Inactivated Sendai virus strain Tianjin induces apoptosis and autophagy through reactive oxygen species production in osteosarcoma MG-63 cells

Sendai virus strain Tianjin, a novel genotype of Sendai virus, has been proven to possess potent antitumor effect on certain cancer cell types although inactivated by ultraviolet (UV).

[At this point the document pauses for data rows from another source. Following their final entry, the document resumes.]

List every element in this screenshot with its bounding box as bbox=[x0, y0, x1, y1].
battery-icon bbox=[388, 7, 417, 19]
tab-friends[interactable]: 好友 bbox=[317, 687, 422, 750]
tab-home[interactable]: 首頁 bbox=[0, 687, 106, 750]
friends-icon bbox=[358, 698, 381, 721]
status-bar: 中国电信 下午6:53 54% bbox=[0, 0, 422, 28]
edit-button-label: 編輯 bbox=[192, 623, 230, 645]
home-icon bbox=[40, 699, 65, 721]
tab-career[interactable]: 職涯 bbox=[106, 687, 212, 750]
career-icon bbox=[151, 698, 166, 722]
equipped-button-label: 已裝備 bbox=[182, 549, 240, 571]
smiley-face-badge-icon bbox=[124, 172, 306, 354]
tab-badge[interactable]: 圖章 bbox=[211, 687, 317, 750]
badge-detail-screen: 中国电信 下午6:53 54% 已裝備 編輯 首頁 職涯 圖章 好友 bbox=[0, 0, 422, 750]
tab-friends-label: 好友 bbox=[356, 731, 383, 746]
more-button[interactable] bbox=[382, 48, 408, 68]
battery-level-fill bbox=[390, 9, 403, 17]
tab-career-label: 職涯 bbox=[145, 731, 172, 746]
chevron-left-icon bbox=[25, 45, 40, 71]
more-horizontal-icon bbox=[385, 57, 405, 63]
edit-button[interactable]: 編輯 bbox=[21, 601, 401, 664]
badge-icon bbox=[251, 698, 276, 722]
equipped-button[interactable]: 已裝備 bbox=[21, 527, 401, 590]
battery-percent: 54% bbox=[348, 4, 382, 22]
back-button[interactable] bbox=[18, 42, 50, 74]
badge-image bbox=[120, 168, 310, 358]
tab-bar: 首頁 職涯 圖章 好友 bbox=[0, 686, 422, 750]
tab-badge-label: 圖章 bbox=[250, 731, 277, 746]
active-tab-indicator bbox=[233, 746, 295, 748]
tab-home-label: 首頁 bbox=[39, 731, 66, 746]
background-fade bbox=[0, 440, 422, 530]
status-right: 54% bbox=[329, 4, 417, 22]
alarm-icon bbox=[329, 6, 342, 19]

This study was carried out to investigate the in vitro anticancer properties of UV-inactivated Sendai virus strain Tianjin (UV-Tianjin) on human osteosarcoma cells and the underlying molecular mechanism. Our studies demonstrated UV-Tianjin significantly inhibited the viability of human osteosarcoma cell lines and triggered apoptosis through activation of both extrinsic and intrinsic pathways in MG-63 cells. Meanwhile, autophagy occurred in UV-Tianjin-treated cells. Blockade of autophagy with 3-methyladenine remarkably attenuated the inhibition of cell proliferation by UV-Tianjin, suggesting that UV-Tianjin-induced autophagy may be contributing to cell death. Furthermore, UV-Tianjin induced reactive oxygen species (ROS) production, which was involved in the execution of MG-63 cell apoptosis and autophagy, as evidenced by the result that treatment of N-acetyl-L-cysteine, a ROS scavenger, attenuated both apoptosis and autophagy. In addition, inhibition of apoptosis promoted autophagy, whereas suppression of autophagy attenuated apoptosis. Our results suggest that UV-Tianjin triggers apoptosis and autophagic cell death via generation of the ROS in MG-63 cells, which might provide important insights into the effectiveness of novel strategies for osteosarcoma therapy.